I first met Jon in and around 1997 at the local drama club. Even from my limited experience with stage production then, I recognised him as a crew person. Mainly because of the ponytail and black shirts – the true identity of a technician. What drew you to the world of amateur dramatics, and what aspects did you enjoy?
“I started at school when I ran sound for a couple of productions in 1989 and just carried on running technical stuff ever since. Amateur theatre came about because I had a number of mutual friends at the newly merged Sarisbury Theatre Company and they persuaded me to join. My favourite job was compiling all the sound effects and editing the music.”
If you could, and there were the jobs available, would you prefer to work in TV, or theatre?
“Of the two TV, but as jobs are so rare in this area it’s not something I’d ever consider now. I worked on Question Time a number of times in the 90’s as an audience voting systems technician and I also put microphones on many politicians and “celebs”. To be honest, I’m quite happy as a Music Technology technician now working with Mac-based systems as I’ve learnt such a lot about it over the past ten or so years.”

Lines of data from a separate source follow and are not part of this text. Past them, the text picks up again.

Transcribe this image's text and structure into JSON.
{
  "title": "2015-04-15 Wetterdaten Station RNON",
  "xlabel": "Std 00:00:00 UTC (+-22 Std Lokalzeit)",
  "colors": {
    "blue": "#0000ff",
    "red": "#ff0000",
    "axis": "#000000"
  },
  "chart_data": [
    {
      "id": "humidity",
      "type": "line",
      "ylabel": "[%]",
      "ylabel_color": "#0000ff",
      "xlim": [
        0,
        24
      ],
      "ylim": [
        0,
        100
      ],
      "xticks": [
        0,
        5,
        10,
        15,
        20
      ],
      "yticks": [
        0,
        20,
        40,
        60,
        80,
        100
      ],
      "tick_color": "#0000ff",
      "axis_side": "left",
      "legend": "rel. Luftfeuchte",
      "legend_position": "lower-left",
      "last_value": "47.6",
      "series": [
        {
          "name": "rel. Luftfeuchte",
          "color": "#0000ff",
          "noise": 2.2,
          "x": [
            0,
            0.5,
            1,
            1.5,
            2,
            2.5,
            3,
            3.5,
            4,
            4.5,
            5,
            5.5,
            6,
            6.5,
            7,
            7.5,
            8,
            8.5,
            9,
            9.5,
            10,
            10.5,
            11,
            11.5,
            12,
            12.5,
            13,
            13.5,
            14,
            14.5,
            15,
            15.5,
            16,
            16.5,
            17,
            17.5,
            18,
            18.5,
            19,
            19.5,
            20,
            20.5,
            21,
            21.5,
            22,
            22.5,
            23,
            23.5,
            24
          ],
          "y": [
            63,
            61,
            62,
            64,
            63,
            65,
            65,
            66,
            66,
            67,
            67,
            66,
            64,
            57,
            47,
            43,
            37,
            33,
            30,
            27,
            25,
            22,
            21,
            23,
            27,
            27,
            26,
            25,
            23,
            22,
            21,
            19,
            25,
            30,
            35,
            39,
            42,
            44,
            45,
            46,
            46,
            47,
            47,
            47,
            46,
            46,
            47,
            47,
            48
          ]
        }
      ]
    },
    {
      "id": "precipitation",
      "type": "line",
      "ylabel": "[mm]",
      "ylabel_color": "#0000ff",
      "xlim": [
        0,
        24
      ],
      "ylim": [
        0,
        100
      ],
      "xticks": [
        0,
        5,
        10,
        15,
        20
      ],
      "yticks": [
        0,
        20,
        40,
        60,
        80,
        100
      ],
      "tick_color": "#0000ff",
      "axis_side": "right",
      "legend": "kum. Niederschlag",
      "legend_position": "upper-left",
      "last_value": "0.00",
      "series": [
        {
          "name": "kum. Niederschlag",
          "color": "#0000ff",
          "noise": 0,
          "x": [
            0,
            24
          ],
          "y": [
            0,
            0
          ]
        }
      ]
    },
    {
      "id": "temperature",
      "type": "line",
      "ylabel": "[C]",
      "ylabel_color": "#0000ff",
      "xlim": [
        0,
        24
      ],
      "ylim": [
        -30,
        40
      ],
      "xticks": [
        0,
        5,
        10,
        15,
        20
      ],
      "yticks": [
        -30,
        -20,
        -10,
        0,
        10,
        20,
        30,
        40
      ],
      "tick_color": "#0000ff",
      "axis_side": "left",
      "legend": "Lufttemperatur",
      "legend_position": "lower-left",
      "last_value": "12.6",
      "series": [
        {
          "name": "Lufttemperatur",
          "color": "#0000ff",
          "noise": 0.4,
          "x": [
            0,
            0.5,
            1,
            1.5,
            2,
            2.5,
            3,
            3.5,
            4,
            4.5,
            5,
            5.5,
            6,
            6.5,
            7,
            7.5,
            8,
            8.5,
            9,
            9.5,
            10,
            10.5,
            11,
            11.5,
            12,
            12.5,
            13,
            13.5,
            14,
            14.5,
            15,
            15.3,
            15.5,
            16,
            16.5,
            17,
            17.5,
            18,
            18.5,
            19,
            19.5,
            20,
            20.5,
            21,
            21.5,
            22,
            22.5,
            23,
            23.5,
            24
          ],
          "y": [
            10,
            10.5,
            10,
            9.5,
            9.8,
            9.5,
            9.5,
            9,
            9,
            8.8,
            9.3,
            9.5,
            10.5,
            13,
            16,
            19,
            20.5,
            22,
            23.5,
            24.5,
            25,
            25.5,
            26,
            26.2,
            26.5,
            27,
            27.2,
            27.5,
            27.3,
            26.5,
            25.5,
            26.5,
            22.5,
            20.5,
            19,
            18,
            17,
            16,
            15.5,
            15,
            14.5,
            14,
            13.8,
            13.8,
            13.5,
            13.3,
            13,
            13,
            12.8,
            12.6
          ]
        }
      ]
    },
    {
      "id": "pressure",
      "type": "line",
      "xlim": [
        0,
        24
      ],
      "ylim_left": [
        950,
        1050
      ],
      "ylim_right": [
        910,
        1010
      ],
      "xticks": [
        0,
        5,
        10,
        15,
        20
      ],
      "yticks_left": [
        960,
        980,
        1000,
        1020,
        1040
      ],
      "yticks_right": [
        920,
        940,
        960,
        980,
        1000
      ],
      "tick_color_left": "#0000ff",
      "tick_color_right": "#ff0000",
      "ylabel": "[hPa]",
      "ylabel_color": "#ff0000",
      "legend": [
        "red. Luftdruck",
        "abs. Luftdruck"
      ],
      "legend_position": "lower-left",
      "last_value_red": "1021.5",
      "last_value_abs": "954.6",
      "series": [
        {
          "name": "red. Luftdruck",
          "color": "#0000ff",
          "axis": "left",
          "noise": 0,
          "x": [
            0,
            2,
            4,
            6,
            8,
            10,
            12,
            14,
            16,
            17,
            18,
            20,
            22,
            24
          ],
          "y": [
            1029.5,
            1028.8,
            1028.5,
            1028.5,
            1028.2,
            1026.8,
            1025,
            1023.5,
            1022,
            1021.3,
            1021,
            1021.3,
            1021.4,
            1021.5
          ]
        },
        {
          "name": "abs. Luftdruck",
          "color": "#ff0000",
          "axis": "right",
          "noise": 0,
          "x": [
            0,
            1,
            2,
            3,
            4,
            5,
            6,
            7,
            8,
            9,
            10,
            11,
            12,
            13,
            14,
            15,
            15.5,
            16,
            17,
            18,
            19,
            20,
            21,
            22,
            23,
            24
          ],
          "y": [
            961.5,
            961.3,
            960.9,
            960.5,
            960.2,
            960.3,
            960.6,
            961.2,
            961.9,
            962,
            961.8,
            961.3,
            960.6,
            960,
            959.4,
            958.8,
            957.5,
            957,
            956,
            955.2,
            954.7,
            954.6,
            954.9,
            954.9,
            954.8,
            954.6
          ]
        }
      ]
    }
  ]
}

How did you come to get involved with Beacon?
“Through meeting Steve, yourself, Matt, etc, at Sarisbury Theatre Company and being asked to take some of my lights along to a shoot (forget which one though).”
(SB – “Back in Business”, I think…) What were your early impressions of the club?
“This is the kind of question I’m crap at answering. Can’t really remember, to be honest! It was certainly all positive – everyone was extremely friendly and enjoying themselves, as did I.”
Your experience and involvement certainly changed and updated Beacon’s equipment, how basic was it back then to those that don’t know?
“Very basic in comparison to today, but then it would have been really. The equipment cost such a lot back then compared to what you get for the money these days.”
How significant was the first Awards for All grant in 2004? And indeed the subsequent investments?
“It was massively significant for Beacon and allowed the level of equipment to progress hugely. I forget exactly what we bought with it though, you’ll have to remind me!”